On April 4, 2026, multiple outlets reported that DeepSeek’s upcoming V4 large language model will run exclusively on Huawei’s new Ascend 950PR AI chips. The Information’s report, echoed across Chinese, European and Middle Eastern tech media, says Alibaba, ByteDance and Tencent have already ordered hundreds of thousands of these chips to host DeepSeek V4.
This article aggregates reporting from 8 news sources. The TL;DR is AI-generated from original reporting. Race to AGI's analysis provides editorial context on implications for AGI development.

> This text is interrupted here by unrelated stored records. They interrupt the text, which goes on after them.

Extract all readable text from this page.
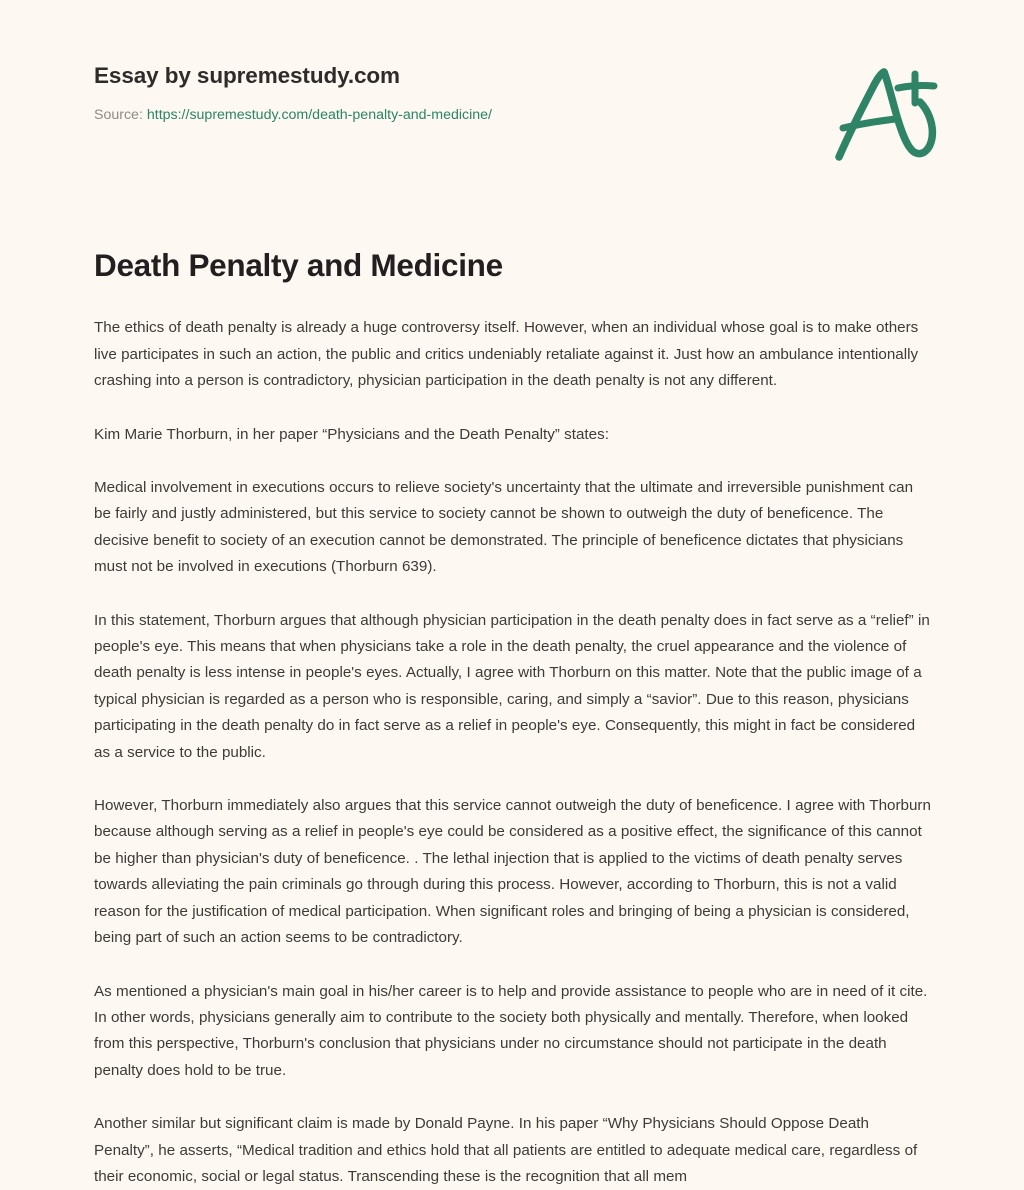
Essay by supremestudy.com
Source: https://supremestudy.com/death-penalty-and-medicine/
Death Penalty and Medicine

The ethics of death penalty is already a huge controversy itself. However, when an individual whose goal is to make others live participates in such an action, the public and critics undeniably retaliate against it. Just how an ambulance intentionally crashing into a person is contradictory, physician participation in the death penalty is not any different.

Kim Marie Thorburn, in her paper “Physicians and the Death Penalty” states:

Medical involvement in executions occurs to relieve society's uncertainty that the ultimate and irreversible punishment can be fairly and justly administered, but this service to society cannot be shown to outweigh the duty of beneficence. The decisive benefit to society of an execution cannot be demonstrated. The principle of beneficence dictates that physicians must not be involved in executions (Thorburn 639).

In this statement, Thorburn argues that although physician participation in the death penalty does in fact serve as a “relief” in people's eye. This means that when physicians take a role in the death penalty, the cruel appearance and the violence of death penalty is less intense in people's eyes. Actually, I agree with Thorburn on this matter. Note that the public image of a typical physician is regarded as a person who is responsible, caring, and simply a “savior”. Due to this reason, physicians participating in the death penalty do in fact serve as a relief in people's eye. Consequently, this might in fact be considered as a service to the public.

However, Thorburn immediately also argues that this service cannot outweigh the duty of beneficence. I agree with Thorburn because although serving as a relief in people's eye could be considered as a positive effect, the significance of this cannot be higher than physician's duty of beneficence. . The lethal injection that is applied to the victims of death penalty serves towards alleviating the pain criminals go through during this process. However, according to Thorburn, this is not a valid reason for the justification of medical participation. When significant roles and bringing of being a physician is considered, being part of such an action seems to be contradictory.

As mentioned a physician's main goal in his/her career is to help and provide assistance to people who are in need of it cite. In other words, physicians generally aim to contribute to the society both physically and mentally. Therefore, when looked from this perspective, Thorburn's conclusion that physicians under no circumstance should not participate in the death penalty does hold to be true.

Another similar but significant claim is made by Donald Payne. In his paper “Why Physicians Should Oppose Death Penalty”, he asserts, “Medical tradition and ethics hold that all patients are entitled to adequate medical care, regardless of their economic, social or legal status. Transcending these is the recognition that all mem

If DeepSeek V4 really runs entirely on Huawei’s Ascend 950PR chips, it marks a decisive step in China’s attempt to build a fully sovereign AI stack. Until now, even the most capable Chinese labs have depended on smuggled or legacy Nvidia hardware for serious training runs. Shifting a next‑gen, near‑trillion‑parameter model onto domestic accelerators is as much a geopolitical statement as a technical milestone: Chinese AI progress will not be capped by US export controls alone.
For the broader race to AGI, this move reduces one of the West’s key strategic levers—constraining frontier AI via access to Nvidia‑class compute. If Tencent, Alibaba and ByteDance can stand up competitive inference and fine‑tuning capacity on Ascend cards, they gain room to innovate on agentic systems, tools and products without worrying that Washington can simply cut off hardware. It also forces Western labs to take Huawei’s ecosystem seriously as an alternative to CUDA, with its own software stack, performance characteristics and failure modes.
The flip side is that Huawei and DeepSeek are now deeply tied together. If Ascend struggles with reliability, tooling or yield, V4’s launch window and performance could slip. But if it works, we may look back on V4 as the model that proved high‑end AI could decouple from the Nvidia monoculture—accelerating multipolar AGI development.